A localização da dor costuma ajudar muito na identificação da causa.
Principais causas de dor no pé
Existem diversos motivos para dor no pé, dentre eles:
Fascite plantar
Uma das causas mais comuns, caracteriza-se por inflamação da fáscia plantar. A dor costuma ser mais intensa ao dar os primeiros passos pela manhã ou após longos períodos de repouso.
É frequentemente associada a:
Excesso de peso;
Uso de calçados sem amortecimento;
Atividades de impacto;
Encurtamento da musculatura da panturrilha.
Metatarsalgia
A metatarsalgia provoca dor na região anterior do pé, próxima aos dedos, especialmente durante a marcha.
Pode estar relacionada a:
Sobrecarga nos metatarsos;
Uso de salto alto;
Deformidades do antepé;
Alterações biomecânicas da pisada.
Esporão do calcâneo
O esporão é uma formação óssea no calcâneo, geralmente associada à fascite plantar.
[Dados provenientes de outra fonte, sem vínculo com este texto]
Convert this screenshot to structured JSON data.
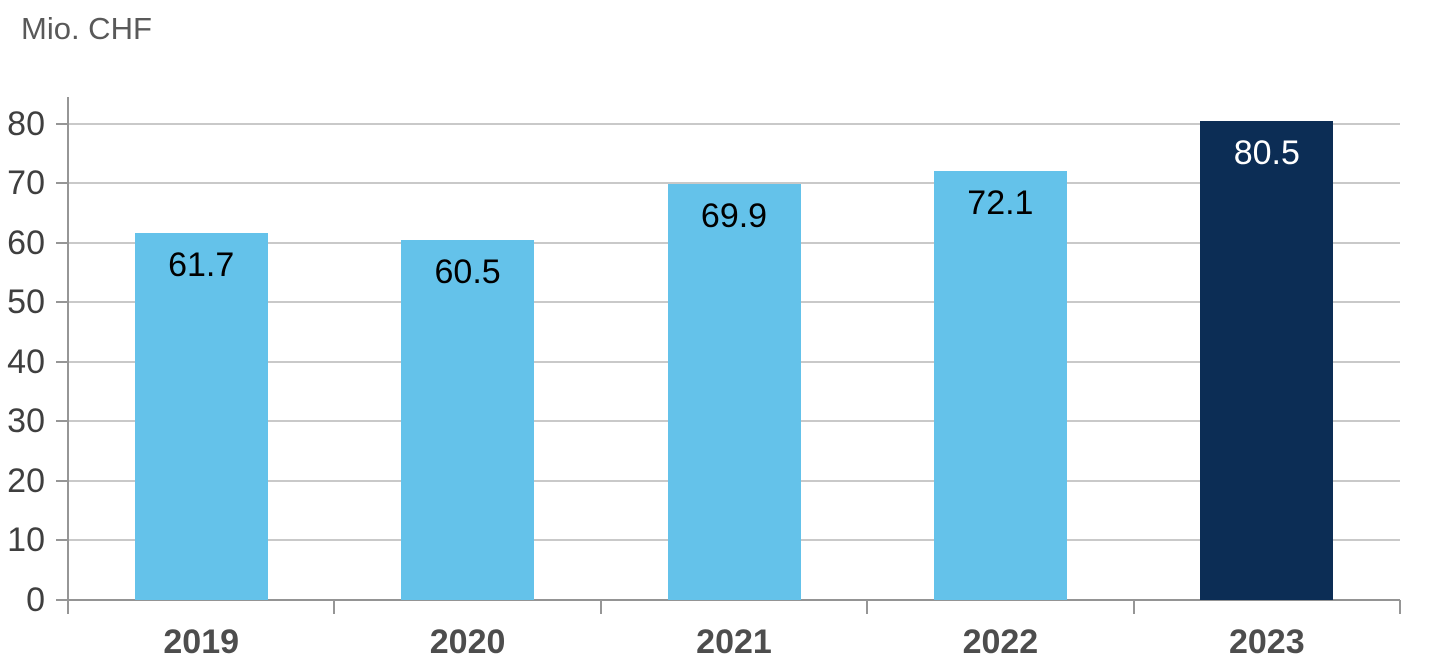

Nem sempre causa dor, mas quando sintomático, gera desconforto ao apoiar o calcanhar.
Tendinites e lesões ligamentares
Inflamações de tendões e ligamentos do pé e tornozelo podem causar dor localizada, inchaço e limitação funcional. São comuns em praticantes de atividade física e após movimentos repetitivos ou traumas.
Neuroma de Morton
Caracteriza-se por espessamento de um nervo interdigital, causando dor em queimação, formigamento ou sensação de “choque” entre os dedos, principalmente ao caminhar ou usar calçados apertados.
Artrites e doenças inflamatórias
Doenças como Artrite Reumatoide, Gota e Osteoartrose podem acometer articulações do pé, causando dor crônica, rigidez e deformidades progressivas.
Dor no pé de origem sistêmica
Em alguns casos, a dor no pé não está restrita ao sistema musculoesquelético. Pode estar associada a:
Diabetes mellitus (neuropatia periférica);
Doenças vasculares;
Deficiências vitamínicas;
Infecções.
Nessas situações, a dor costuma vir acompanhada de outros sinais, como dormência, alteração da sensibilidade ou mudanças na coloração da pele.
Quando a dor no pé merece atenção?
Alguns sinais indicam a necessidade de avaliação médica:
Dor persistente por mais de alguns dias;
Dor intensa ou progressiva;
Inchaço, vermelhidão ou calor local;
Dificuldade para caminhar;
Dormência ou formigamento;
Dor associada a febre;
Histórico de trauma.
Ignorar esses sinais pode levar à cronificação do problema e à limitação funcional.
O que ajuda a aliviar a dor no pé?
O tratamento depende da causa, mas algumas medidas gerais costumam ajudar:
Reduzir atividades de impacto temporariamente;
Utilizar calçados adequados e confortáveis;
Evitar andar descalço por longos períodos;
Aplicar gelo em casos de inflamação;
Realizar alongamentos orientados;
Manter o peso corporal adequado.
Em casos persistentes, pode ser necessário acompanhamento com ortopedista, fisioterapeuta ou outros profissionais de saúde.
Conclusão
A dor no pé não deve ser negligenciada. Embora muitas vezes esteja relacionada a sobrecarga ou hábitos inadequados, também pode sinalizar condições que exigem diagnóstico e tratamento específicos.
Observar a localização, intensidade, duração e fatores associados à dor é fundamental para identificar a causa e evitar complicações. Cuidar dos pés é cuidar da mobilidade, da autonomia e da qualidade de vida.